En México, la muerte no se deja explicar. Un año después de la tragedia de Iguala los interrogantes siguen llamando a la puerta de los investigadores. El fuego que calcinó los cuerpos, el paradero de los restos, el papel del Ejército e incluso el móvil de la vorágine son objeto de debate. Ni las detenciones masivas ni las confesiones de los sicarios han apagado las dudas. El caso, pese a los intentos de cerrarlo, sigue abierto. Estos son sus principales puntos oscuros.

 

Los muertos

Los 43 estudiantes de la Escuela Normal Rural de Ayotzinapa sólo han muerto en la versión oficial. Para sus padres siguen siendo desaparecidos, habitantes de ese limbo por el que deambulan más de 25.000 espectros en México. Aunque a estas alturas pocos dudan de que fueron asesinados, la resistencia de sus familias hunde sus raíces en un problema medular del país: la desconfianza en las instituciones.

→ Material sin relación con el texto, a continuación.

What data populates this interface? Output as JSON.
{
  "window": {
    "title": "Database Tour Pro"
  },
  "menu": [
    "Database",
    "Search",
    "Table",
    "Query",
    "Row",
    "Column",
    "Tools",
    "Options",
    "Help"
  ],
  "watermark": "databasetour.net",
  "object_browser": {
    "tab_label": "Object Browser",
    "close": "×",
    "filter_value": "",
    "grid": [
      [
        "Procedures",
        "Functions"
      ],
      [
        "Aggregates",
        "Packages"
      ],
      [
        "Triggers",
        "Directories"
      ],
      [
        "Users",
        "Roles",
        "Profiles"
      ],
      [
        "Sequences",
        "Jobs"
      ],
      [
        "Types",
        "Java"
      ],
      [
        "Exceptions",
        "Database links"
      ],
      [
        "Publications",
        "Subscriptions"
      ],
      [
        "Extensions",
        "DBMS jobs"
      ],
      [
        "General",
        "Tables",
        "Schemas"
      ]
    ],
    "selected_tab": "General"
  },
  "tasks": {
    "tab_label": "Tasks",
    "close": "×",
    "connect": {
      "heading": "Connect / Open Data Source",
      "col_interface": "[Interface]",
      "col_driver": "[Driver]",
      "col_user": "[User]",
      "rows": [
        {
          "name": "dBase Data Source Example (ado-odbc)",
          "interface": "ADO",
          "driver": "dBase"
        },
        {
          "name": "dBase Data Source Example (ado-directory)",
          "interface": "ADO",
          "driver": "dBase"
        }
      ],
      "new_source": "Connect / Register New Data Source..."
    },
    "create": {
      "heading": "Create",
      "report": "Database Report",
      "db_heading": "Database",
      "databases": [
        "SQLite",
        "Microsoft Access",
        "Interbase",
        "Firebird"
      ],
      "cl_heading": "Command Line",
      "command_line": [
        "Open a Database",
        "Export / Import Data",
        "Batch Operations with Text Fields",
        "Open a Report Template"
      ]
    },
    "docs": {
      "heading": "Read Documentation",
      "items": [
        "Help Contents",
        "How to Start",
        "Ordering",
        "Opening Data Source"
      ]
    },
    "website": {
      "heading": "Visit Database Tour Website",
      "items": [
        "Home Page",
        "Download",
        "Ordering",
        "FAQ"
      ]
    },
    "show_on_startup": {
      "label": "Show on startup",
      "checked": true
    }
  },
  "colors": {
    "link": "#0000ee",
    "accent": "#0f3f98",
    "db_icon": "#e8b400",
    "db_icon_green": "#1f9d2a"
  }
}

En un inicio, la investigación fue dejada por el Gobierno de Enrique Peña Nieto en manos de funcionarios del Estado de Guerrero, uno de los más corruptos y violentos de México. Con inusitada rapidez, las autoridades estatales hallaron en Iguala fosas con 28 cadáveres y aportaron la confesión de dos sicarios que aseguraban haber asesinado a un tropel de normalistas. El caso, en apenas una semana, parecía resuelto. Pero pronto se descubrió que era un falso cierre. Ni las fosas ni los cadáveres correspondían a los estudiantes de magisterio. Ante el escándalo, el Ejecutivo federal decidió asumir el caso.

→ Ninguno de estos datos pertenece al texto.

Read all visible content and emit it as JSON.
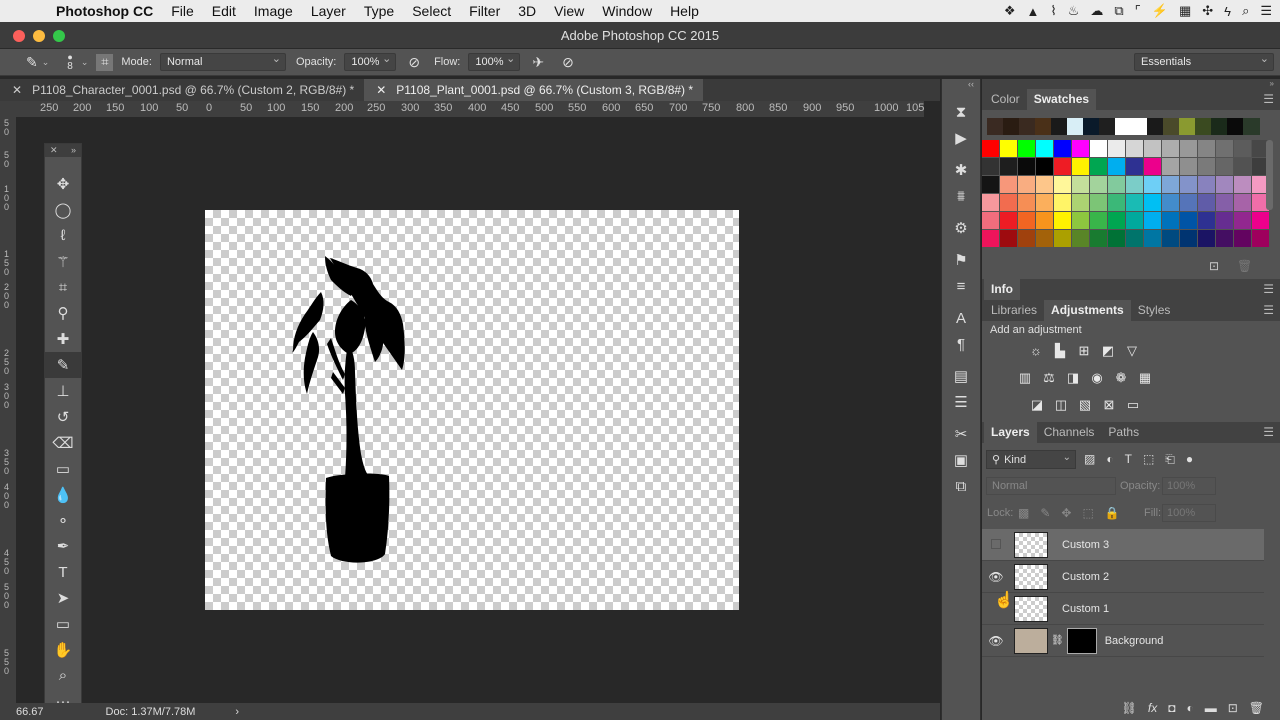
{
  "menubar": {
    "app": "Photoshop CC",
    "items": [
      "File",
      "Edit",
      "Image",
      "Layer",
      "Type",
      "Select",
      "Filter",
      "3D",
      "View",
      "Window",
      "Help"
    ]
  },
  "window": {
    "title": "Adobe Photoshop CC 2015"
  },
  "options": {
    "brush_size": "8",
    "mode_label": "Mode:",
    "mode_value": "Normal",
    "opacity_label": "Opacity:",
    "opacity_value": "100%",
    "flow_label": "Flow:",
    "flow_value": "100%",
    "workspace": "Essentials"
  },
  "doc_tabs": [
    {
      "label": "P1108_Character_0001.psd @ 66.7% (Custom 2, RGB/8#) *"
    },
    {
      "label": "P1108_Plant_0001.psd @ 66.7% (Custom 3, RGB/8#) *"
    }
  ],
  "ruler_h": [
    "250",
    "200",
    "150",
    "100",
    "50",
    "0",
    "50",
    "100",
    "150",
    "200",
    "250",
    "300",
    "350",
    "400",
    "450",
    "500",
    "550",
    "600",
    "650",
    "700",
    "750",
    "800",
    "850",
    "900",
    "950",
    "1000",
    "105"
  ],
  "ruler_v": [
    "5",
    "0",
    "5",
    "0",
    "1",
    "0",
    "0",
    "1",
    "5",
    "0",
    "2",
    "0",
    "0",
    "2",
    "5",
    "0",
    "3",
    "0",
    "0",
    "3",
    "5",
    "0",
    "4",
    "0",
    "0",
    "4",
    "5",
    "0",
    "5",
    "0",
    "0",
    "5",
    "5",
    "0"
  ],
  "status": {
    "zoom": "66.67",
    "doc": "Doc: 1.37M/7.78M"
  },
  "color_panel": {
    "tabs": [
      "Color",
      "Swatches"
    ],
    "active": "Swatches"
  },
  "info_panel": {
    "label": "Info"
  },
  "adjust_panel": {
    "tabs": [
      "Libraries",
      "Adjustments",
      "Styles"
    ],
    "active": "Adjustments",
    "heading": "Add an adjustment"
  },
  "layers_panel": {
    "tabs": [
      "Layers",
      "Channels",
      "Paths"
    ],
    "active": "Layers",
    "kind_filter": "Kind",
    "blend_mode": "Normal",
    "opacity_label": "Opacity:",
    "opacity_value": "100%",
    "lock_label": "Lock:",
    "fill_label": "Fill:",
    "fill_value": "100%",
    "layers": [
      {
        "name": "Custom 3",
        "visible": false,
        "selected": true
      },
      {
        "name": "Custom 2",
        "visible": true,
        "selected": false
      },
      {
        "name": "Custom 1",
        "visible": false,
        "selected": false
      },
      {
        "name": "Background",
        "visible": true,
        "selected": false
      }
    ]
  },
  "colors": {
    "swatch_row0": [
      "#3a2a22",
      "#2a1c12",
      "#3a2a20",
      "#4a3018",
      "#1a1a1a",
      "#d8eef6",
      "#0a1a2a",
      "#1f1f1f",
      "#fff",
      "#fff",
      "#1a1a1a",
      "#4a4a2a",
      "#8a9a30",
      "#3a4a20",
      "#1a2a1a",
      "#0a0a0a",
      "#2a3a2a"
    ],
    "swatch_rows": [
      [
        "#ff0000",
        "#ffff00",
        "#00ff00",
        "#00ffff",
        "#0000ff",
        "#ff00ff",
        "#ffffff",
        "#ebebeb",
        "#d6d6d6",
        "#c2c2c2",
        "#adadad",
        "#999999",
        "#858585",
        "#707070",
        "#5c5c5c",
        "#474747"
      ],
      [
        "#333333",
        "#1e1e1e",
        "#0a0a0a",
        "#000000",
        "#ee1c24",
        "#fff200",
        "#00a651",
        "#00aeef",
        "#2e3192",
        "#ec008c",
        "#a4a4a4",
        "#8f8f8f",
        "#7a7a7a",
        "#666666",
        "#525252",
        "#3d3d3d"
      ],
      [
        "#141414",
        "#f7977a",
        "#f9ad81",
        "#fdc68a",
        "#fff79a",
        "#c4df9b",
        "#a3d39c",
        "#82ca9d",
        "#7bcdc8",
        "#6ecff6",
        "#7ea7d8",
        "#8393ca",
        "#8882be",
        "#a187be",
        "#bc8dbf",
        "#f49ac2"
      ],
      [
        "#f6989d",
        "#f26c4f",
        "#f68e55",
        "#fbaf5c",
        "#fff467",
        "#acd372",
        "#7cc576",
        "#3bb878",
        "#1abbb4",
        "#00bff3",
        "#438ccb",
        "#5574b9",
        "#605ca8",
        "#855fa8",
        "#a763a8",
        "#f06ea9"
      ],
      [
        "#f26d7d",
        "#ed1c24",
        "#f26522",
        "#f7941d",
        "#fff200",
        "#8dc63f",
        "#39b54a",
        "#00a651",
        "#00a99d",
        "#00aeef",
        "#0072bc",
        "#0054a6",
        "#2e3192",
        "#662d91",
        "#92278f",
        "#ec008c"
      ],
      [
        "#ed145b",
        "#9e0b0f",
        "#a0410d",
        "#a3620a",
        "#aba000",
        "#598527",
        "#197b30",
        "#007236",
        "#00746b",
        "#0076a3",
        "#004a80",
        "#003471",
        "#1b1464",
        "#440e62",
        "#630460",
        "#9e005d"
      ]
    ]
  }
}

La reacción llegó demasiado tarde. La desconfianza ya se había hecho fuerte. Ni la detención del alcalde Iguala ni el descubrimiento del basurero de Cocula ni las confesiones de los sicarios redujeron esta distancia. La falta de restos óseos susceptibles de someterse a la prueba del ADN ha ahondado esta brecha. De poco ha servido que un laboratorio de Innsbruck (Austria) haya identificado por prueba genética los restos del normalista Alexander Mora, de 19 años. La duda subsiste y el origen de sus huesos ha sido puesto en duda

No es una actitud inusual. La eliminación de los restos humanos forma parte de una ecuación bien conocida en México. Sin cadáveres no hay muertos. Y la ganancia es triple: el asesinato se difumina, las dudas se multiplican y entre las familias siempre queda la esperanza de hallarlos con vida. La noche, como en el caso de Iguala, nunca termina.

 

El móvil

En el caso Iguala se sabe quiénes desaparecieron, dónde y cuándo. Pero no por qué. Falta la causa de la causa. Ahí radica uno de los grandes misterios. El relato oficial, basado en las confesiones de detenidos, sostiene que los sicarios de Guerreros Unidos confundieron a los normalistas por integrantes de un cártel rival, Los Rojos, y que, creyendo que se trataba de un ataque, respondieron a sangre y fuego. Esta versión deja en el aire una cuestión crucial: ¿qué ocasionó esa terrible confusión?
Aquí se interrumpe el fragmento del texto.